The U.S. Supreme Court ruled today that police don’t need a search warrant before they open your mouth and take a swab of DNA.
The Supreme Court ruled in a 5-4 decision that DNA swabs are a “legitimate police booking procedure” that is allowed under the Constitution just like fingerprinting and mugshots.
The court’s swing voter Justice Anthony Kennedy wrote the majority opinion, which said DNA identification has become an important tool to help police identify suspects.
Supposed fascist Scalia actually sided with the liberal court on this one, pointing out — correctly in my view — that the state’s argument that they are using DNA primarily to identify people (and only investigating past crimes by coincidence) is absurd.
The Fourth Amendment forbids searching a person for evidence of a crime when there is no basis for believing the person is guilty of the crime or is in possession of incriminating evidence. That prohibition is categorical and without exception; it lies at the very heart of the Fourth Amendment. Whenever this Court has allowed a suspicionless search, it has insisted upon a justifying motive apart from the investigation of crime.
It is obvious that no such noninvestigative motive exists in this case. The Court’s assertion that DNA is being taken, not to solve crimes, but to identify those in the State’s custody, taxes the credulity of the credulous. And the Court’s comparison of Maryland’s DNA searches to other techniques, such as fingerprinting, can seem apt only to those who know no more than today’s opinion has chosen to tell them about how those DNA searches actually work
Of course, any DNA taken is going to be used to solve crimes.

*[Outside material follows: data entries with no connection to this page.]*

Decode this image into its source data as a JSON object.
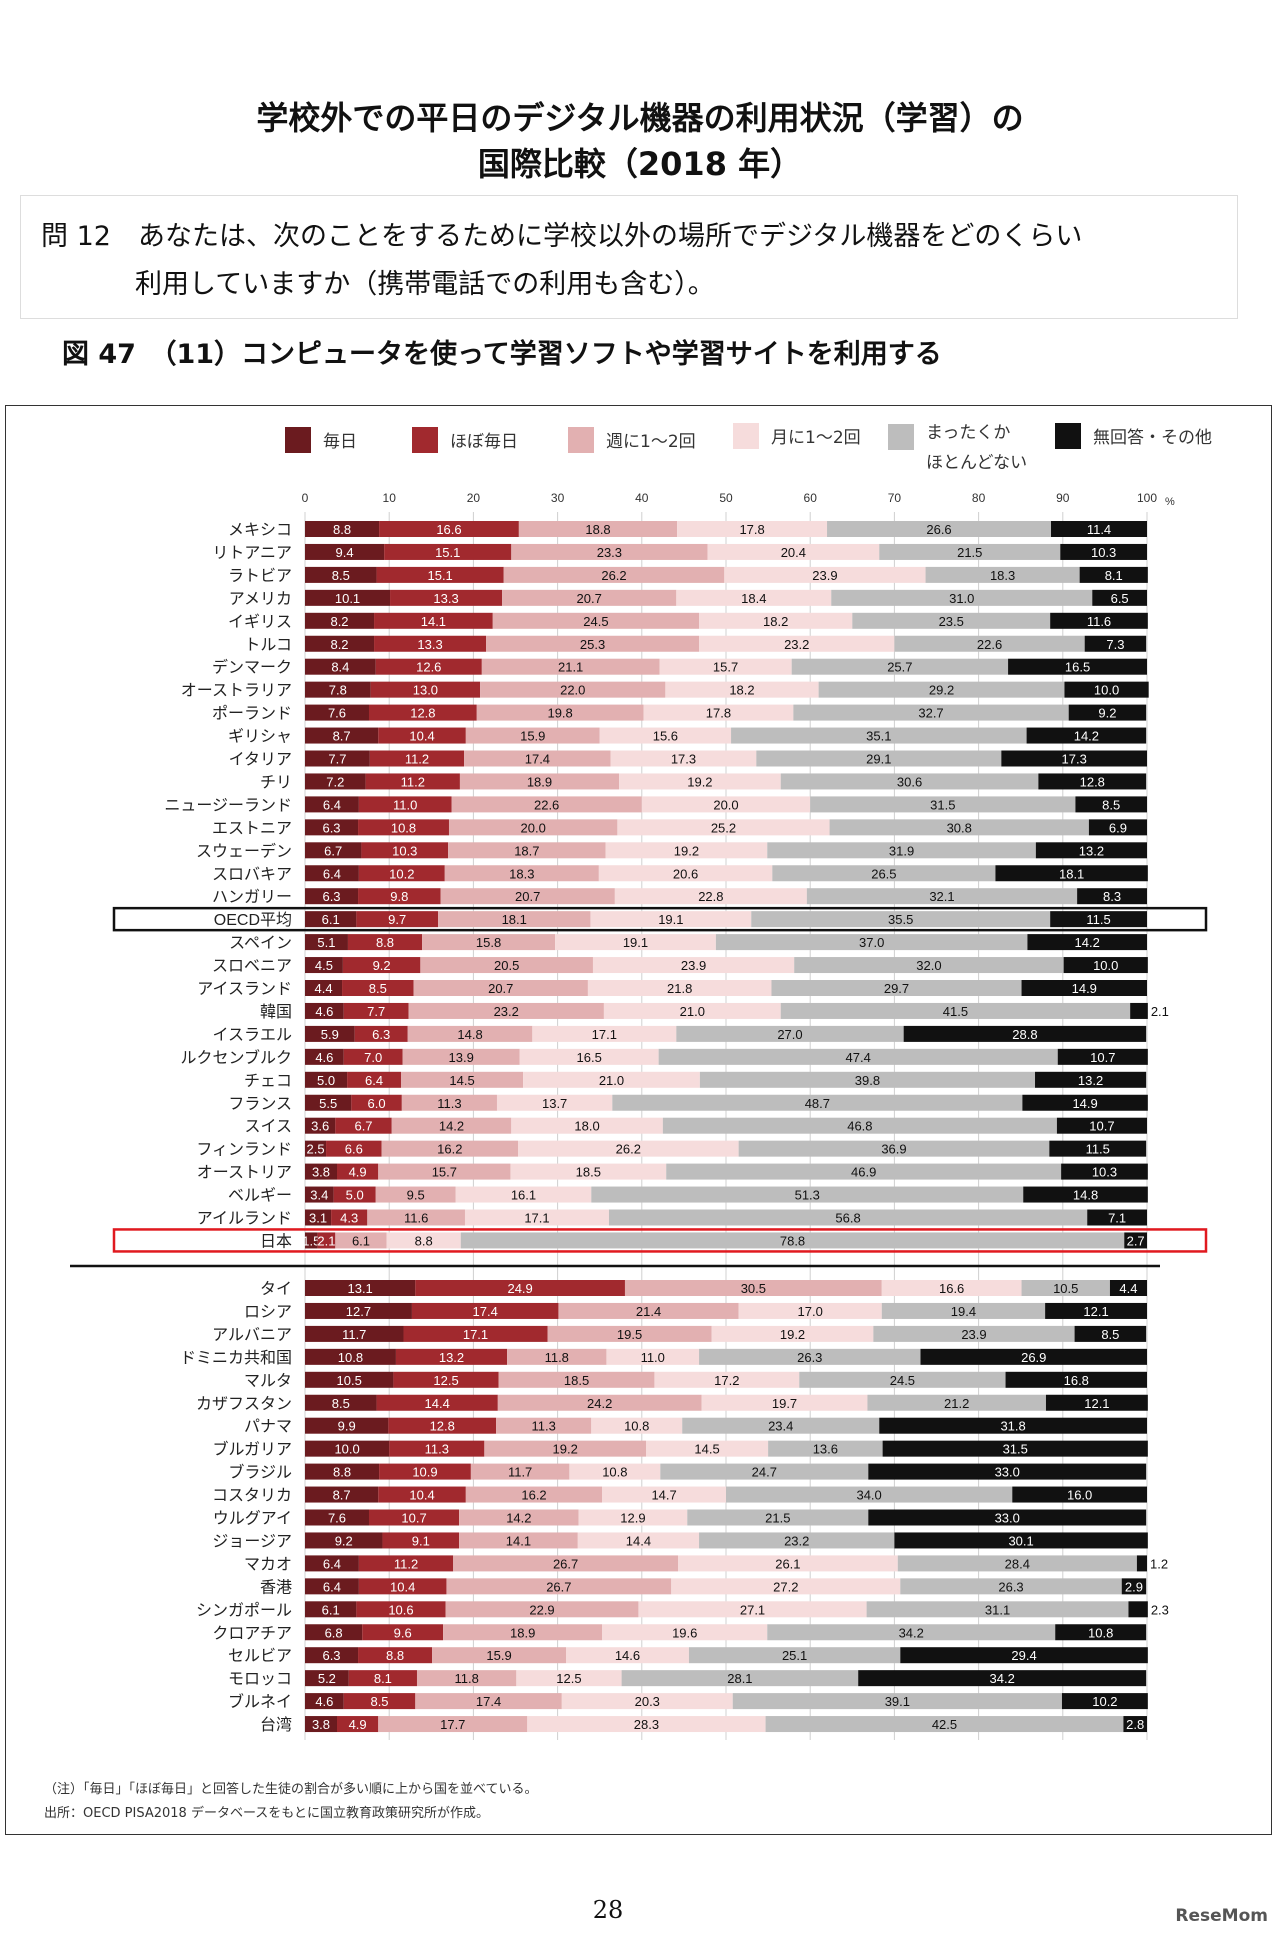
{
  "header": {
    "title_line1": "学校外での平日のデジタル機器の利用状況（学習）の",
    "title_line2": "国際比較（2018 年）",
    "question_line1": "問 12　あなたは、次のことをするために学校以外の場所でデジタル機器をどのくらい",
    "question_line2": "利用していますか（携帯電話での利用も含む）。",
    "figure_caption": "図 47　（11）コンピュータを使って学習ソフトや学習サイトを利用する"
  },
  "notes": [
    "（注）「毎日」「ほぼ毎日」と回答した生徒の割合が多い順に上から国を並べている。",
    "出所：OECD PISA2018 データベースをもとに国立教育政策研究所が作成。"
  ],
  "page_number": "28",
  "logo": "ReseMom",
  "chart_data": {
    "type": "bar",
    "orientation": "horizontal-stacked-100",
    "xlim": [
      0,
      100
    ],
    "xticks": [
      "0",
      "10",
      "20",
      "30",
      "40",
      "50",
      "60",
      "70",
      "80",
      "90",
      "100"
    ],
    "xunit": "%",
    "grid": true,
    "legend_position": "top",
    "series": [
      {
        "name": "毎日",
        "color": "#6b1b1f"
      },
      {
        "name": "ほぼ毎日",
        "color": "#a1292e"
      },
      {
        "name": "週に1〜2回",
        "color": "#e2b0b1"
      },
      {
        "name": "月に1〜2回",
        "color": "#f6dcdc"
      },
      {
        "name": "まったくか\nほとんどない",
        "name_line1": "まったくか",
        "name_line2": "ほとんどない",
        "color": "#bdbdbd"
      },
      {
        "name": "無回答・その他",
        "color": "#111111"
      }
    ],
    "groups": [
      {
        "rows": [
          {
            "label": "メキシコ",
            "values": [
              8.8,
              16.6,
              18.8,
              17.8,
              26.6,
              11.4
            ]
          },
          {
            "label": "リトアニア",
            "values": [
              9.4,
              15.1,
              23.3,
              20.4,
              21.5,
              10.3
            ]
          },
          {
            "label": "ラトビア",
            "values": [
              8.5,
              15.1,
              26.2,
              23.9,
              18.3,
              8.1
            ]
          },
          {
            "label": "アメリカ",
            "values": [
              10.1,
              13.3,
              20.7,
              18.4,
              31.0,
              6.5
            ]
          },
          {
            "label": "イギリス",
            "values": [
              8.2,
              14.1,
              24.5,
              18.2,
              23.5,
              11.6
            ]
          },
          {
            "label": "トルコ",
            "values": [
              8.2,
              13.3,
              25.3,
              23.2,
              22.6,
              7.3
            ]
          },
          {
            "label": "デンマーク",
            "values": [
              8.4,
              12.6,
              21.1,
              15.7,
              25.7,
              16.5
            ]
          },
          {
            "label": "オーストラリア",
            "values": [
              7.8,
              13.0,
              22.0,
              18.2,
              29.2,
              10.0
            ]
          },
          {
            "label": "ポーランド",
            "values": [
              7.6,
              12.8,
              19.8,
              17.8,
              32.7,
              9.2
            ]
          },
          {
            "label": "ギリシャ",
            "values": [
              8.7,
              10.4,
              15.9,
              15.6,
              35.1,
              14.2
            ]
          },
          {
            "label": "イタリア",
            "values": [
              7.7,
              11.2,
              17.4,
              17.3,
              29.1,
              17.3
            ]
          },
          {
            "label": "チリ",
            "values": [
              7.2,
              11.2,
              18.9,
              19.2,
              30.6,
              12.8
            ]
          },
          {
            "label": "ニュージーランド",
            "values": [
              6.4,
              11.0,
              22.6,
              20.0,
              31.5,
              8.5
            ]
          },
          {
            "label": "エストニア",
            "values": [
              6.3,
              10.8,
              20.0,
              25.2,
              30.8,
              6.9
            ]
          },
          {
            "label": "スウェーデン",
            "values": [
              6.7,
              10.3,
              18.7,
              19.2,
              31.9,
              13.2
            ]
          },
          {
            "label": "スロバキア",
            "values": [
              6.4,
              10.2,
              18.3,
              20.6,
              26.5,
              18.1
            ]
          },
          {
            "label": "ハンガリー",
            "values": [
              6.3,
              9.8,
              20.7,
              22.8,
              32.1,
              8.3
            ]
          },
          {
            "label": "OECD平均",
            "values": [
              6.1,
              9.7,
              18.1,
              19.1,
              35.5,
              11.5
            ],
            "highlight": "#111111"
          },
          {
            "label": "スペイン",
            "values": [
              5.1,
              8.8,
              15.8,
              19.1,
              37.0,
              14.2
            ]
          },
          {
            "label": "スロベニア",
            "values": [
              4.5,
              9.2,
              20.5,
              23.9,
              32.0,
              10.0
            ]
          },
          {
            "label": "アイスランド",
            "values": [
              4.4,
              8.5,
              20.7,
              21.8,
              29.7,
              14.9
            ]
          },
          {
            "label": "韓国",
            "values": [
              4.6,
              7.7,
              23.2,
              21.0,
              41.5,
              2.1
            ]
          },
          {
            "label": "イスラエル",
            "values": [
              5.9,
              6.3,
              14.8,
              17.1,
              27.0,
              28.8
            ]
          },
          {
            "label": "ルクセンブルク",
            "values": [
              4.6,
              7.0,
              13.9,
              16.5,
              47.4,
              10.7
            ]
          },
          {
            "label": "チェコ",
            "values": [
              5.0,
              6.4,
              14.5,
              21.0,
              39.8,
              13.2
            ]
          },
          {
            "label": "フランス",
            "values": [
              5.5,
              6.0,
              11.3,
              13.7,
              48.7,
              14.9
            ]
          },
          {
            "label": "スイス",
            "values": [
              3.6,
              6.7,
              14.2,
              18.0,
              46.8,
              10.7
            ]
          },
          {
            "label": "フィンランド",
            "values": [
              2.5,
              6.6,
              16.2,
              26.2,
              36.9,
              11.5
            ]
          },
          {
            "label": "オーストリア",
            "values": [
              3.8,
              4.9,
              15.7,
              18.5,
              46.9,
              10.3
            ]
          },
          {
            "label": "ベルギー",
            "values": [
              3.4,
              5.0,
              9.5,
              16.1,
              51.3,
              14.8
            ]
          },
          {
            "label": "アイルランド",
            "values": [
              3.1,
              4.3,
              11.6,
              17.1,
              56.8,
              7.1
            ]
          },
          {
            "label": "日本",
            "values": [
              1.5,
              2.1,
              6.1,
              8.8,
              78.8,
              2.7
            ],
            "highlight": "#e0191f"
          }
        ]
      },
      {
        "rows": [
          {
            "label": "タイ",
            "values": [
              13.1,
              24.9,
              30.5,
              16.6,
              10.5,
              4.4
            ]
          },
          {
            "label": "ロシア",
            "values": [
              12.7,
              17.4,
              21.4,
              17.0,
              19.4,
              12.1
            ]
          },
          {
            "label": "アルバニア",
            "values": [
              11.7,
              17.1,
              19.5,
              19.2,
              23.9,
              8.5
            ]
          },
          {
            "label": "ドミニカ共和国",
            "values": [
              10.8,
              13.2,
              11.8,
              11.0,
              26.3,
              26.9
            ]
          },
          {
            "label": "マルタ",
            "values": [
              10.5,
              12.5,
              18.5,
              17.2,
              24.5,
              16.8
            ]
          },
          {
            "label": "カザフスタン",
            "values": [
              8.5,
              14.4,
              24.2,
              19.7,
              21.2,
              12.1
            ]
          },
          {
            "label": "パナマ",
            "values": [
              9.9,
              12.8,
              11.3,
              10.8,
              23.4,
              31.8
            ]
          },
          {
            "label": "ブルガリア",
            "values": [
              10.0,
              11.3,
              19.2,
              14.5,
              13.6,
              31.5
            ]
          },
          {
            "label": "ブラジル",
            "values": [
              8.8,
              10.9,
              11.7,
              10.8,
              24.7,
              33.0
            ]
          },
          {
            "label": "コスタリカ",
            "values": [
              8.7,
              10.4,
              16.2,
              14.7,
              34.0,
              16.0
            ]
          },
          {
            "label": "ウルグアイ",
            "values": [
              7.6,
              10.7,
              14.2,
              12.9,
              21.5,
              33.0
            ]
          },
          {
            "label": "ジョージア",
            "values": [
              9.2,
              9.1,
              14.1,
              14.4,
              23.2,
              30.1
            ]
          },
          {
            "label": "マカオ",
            "values": [
              6.4,
              11.2,
              26.7,
              26.1,
              28.4,
              1.2
            ]
          },
          {
            "label": "香港",
            "values": [
              6.4,
              10.4,
              26.7,
              27.2,
              26.3,
              2.9
            ]
          },
          {
            "label": "シンガポール",
            "values": [
              6.1,
              10.6,
              22.9,
              27.1,
              31.1,
              2.3
            ]
          },
          {
            "label": "クロアチア",
            "values": [
              6.8,
              9.6,
              18.9,
              19.6,
              34.2,
              10.8
            ]
          },
          {
            "label": "セルビア",
            "values": [
              6.3,
              8.8,
              15.9,
              14.6,
              25.1,
              29.4
            ]
          },
          {
            "label": "モロッコ",
            "values": [
              5.2,
              8.1,
              11.8,
              12.5,
              28.1,
              34.2
            ]
          },
          {
            "label": "ブルネイ",
            "values": [
              4.6,
              8.5,
              17.4,
              20.3,
              39.1,
              10.2
            ]
          },
          {
            "label": "台湾",
            "values": [
              3.8,
              4.9,
              17.7,
              28.3,
              42.5,
              2.8
            ]
          }
        ]
      }
    ]
  }
}
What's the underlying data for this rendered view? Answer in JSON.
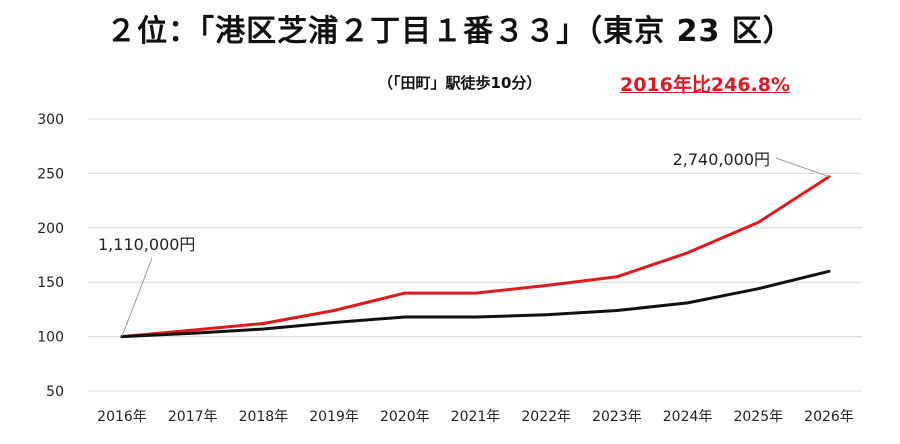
{
  "header": {
    "title": "２位：「港区芝浦２丁目１番３３」（東京 23 区）",
    "subtitle": "（「田町」駅徒歩10分）",
    "highlight": "2016年比246.8%"
  },
  "colors": {
    "red": "#e0191e",
    "black": "#111111",
    "grid": "#d9d9d9"
  },
  "chart_data": {
    "type": "line",
    "categories": [
      "2016年",
      "2017年",
      "2018年",
      "2019年",
      "2020年",
      "2021年",
      "2022年",
      "2023年",
      "2024年",
      "2025年",
      "2026年"
    ],
    "series": [
      {
        "color": "#e0191e",
        "values": [
          100,
          106,
          112,
          124,
          140,
          140,
          147,
          155,
          177,
          205,
          247
        ]
      },
      {
        "color": "#111111",
        "values": [
          100,
          103,
          107,
          113,
          118,
          118,
          120,
          124,
          131,
          144,
          160
        ]
      }
    ],
    "ylim": [
      50,
      300
    ],
    "yticks": [
      50,
      100,
      150,
      200,
      250,
      300
    ],
    "grid": true,
    "annotations": [
      {
        "text": "1,110,000円",
        "category_index": 0,
        "series_index": 0
      },
      {
        "text": "2,740,000円",
        "category_index": 10,
        "series_index": 0
      }
    ]
  }
}
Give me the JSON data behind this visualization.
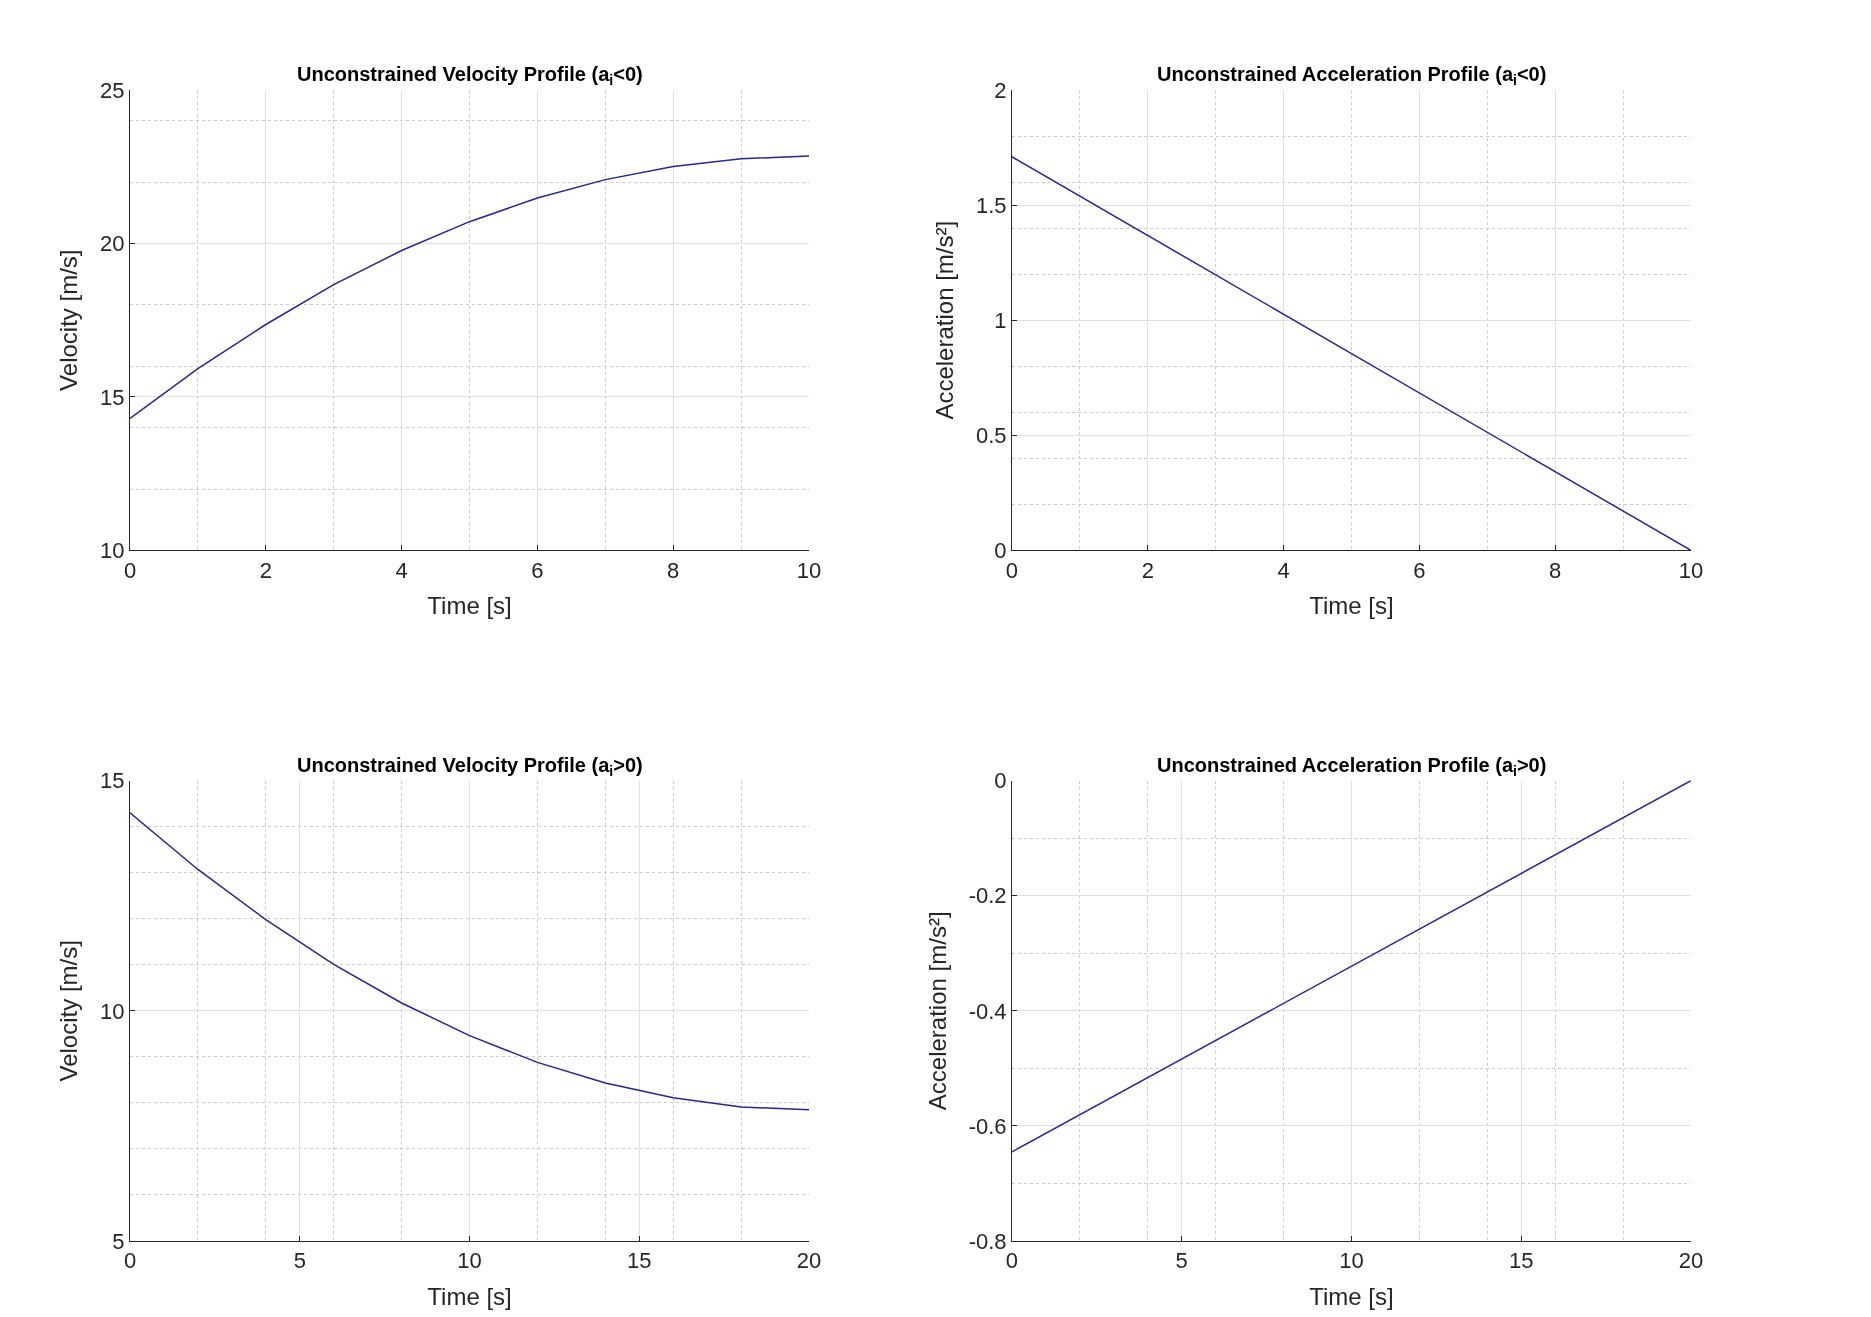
{
  "chart_data": [
    {
      "type": "line",
      "title": "Unconstrained Velocity Profile (a$_{i}$<0)",
      "xlabel": "Time [s]",
      "ylabel": "Velocity [m/s]",
      "x": [
        0,
        1,
        2,
        3,
        4,
        5,
        6,
        7,
        8,
        9,
        10
      ],
      "values": [
        14.3,
        15.92,
        17.36,
        18.66,
        19.77,
        20.71,
        21.48,
        22.08,
        22.51,
        22.76,
        22.85
      ],
      "color": "#25259a",
      "xlim": [
        0,
        10
      ],
      "ylim": [
        10,
        25
      ],
      "xticks": [
        0,
        2,
        4,
        6,
        8,
        10
      ],
      "yticks": [
        10,
        15,
        20,
        25
      ],
      "grid": true
    },
    {
      "type": "line",
      "title": "Unconstrained Acceleration Profile (a$_{i}$<0)",
      "xlabel": "Time [s]",
      "ylabel": "Acceleration [m/s²]",
      "x": [
        0,
        10
      ],
      "values": [
        1.71,
        0
      ],
      "color": "#25259a",
      "xlim": [
        0,
        10
      ],
      "ylim": [
        0,
        2
      ],
      "xticks": [
        0,
        2,
        4,
        6,
        8,
        10
      ],
      "yticks": [
        0,
        0.5,
        1,
        1.5,
        2
      ],
      "grid": true
    },
    {
      "type": "line",
      "title": "Unconstrained Velocity Profile (a$_{i}$>0)",
      "xlabel": "Time [s]",
      "ylabel": "Velocity [m/s]",
      "x": [
        0,
        2,
        4,
        6,
        8,
        10,
        12,
        14,
        16,
        18,
        20
      ],
      "values": [
        14.3,
        13.07,
        11.98,
        11.01,
        10.17,
        9.46,
        8.88,
        8.43,
        8.11,
        7.91,
        7.85
      ],
      "color": "#25259a",
      "xlim": [
        0,
        20
      ],
      "ylim": [
        5,
        15
      ],
      "xticks": [
        0,
        5,
        10,
        15,
        20
      ],
      "yticks": [
        5,
        10,
        15
      ],
      "grid": true
    },
    {
      "type": "line",
      "title": "Unconstrained Acceleration Profile (a$_{i}$>0)",
      "xlabel": "Time [s]",
      "ylabel": "Acceleration [m/s²]",
      "x": [
        0,
        20
      ],
      "values": [
        -0.645,
        0
      ],
      "color": "#25259a",
      "xlim": [
        0,
        20
      ],
      "ylim": [
        -0.8,
        0
      ],
      "xticks": [
        0,
        5,
        10,
        15,
        20
      ],
      "yticks": [
        -0.8,
        -0.6,
        -0.4,
        -0.2,
        0
      ],
      "grid": true
    }
  ]
}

That’s precisely what they did in the case of Alonzo King, who was convicted of a six-year-past rape because of a DNA match drawn when he was brought in for an unrelated crime. While I’m a bit mixed on whether DNA swabs should be allowed, the Court’s reasoning, which compares fingerprinting to jabbing a swab in someone’s mouth and running it against a crime database, seems as odd to me as it does to Scalia.
(You should also read this article about the statistical problems in blind DNA database searches. If your are matching the DNA of someone you already suspect of a crime, those one in a million stats mean something. However, the DNA databases are so massive that, for a blind search, the chance of finding a bogus match for someone’s DNA on any crime is much much higher. If you have 300,000 crimes in your database, the chance of a one in a million match to something is actually one in three.)
I’ll post more commentary as it comes in.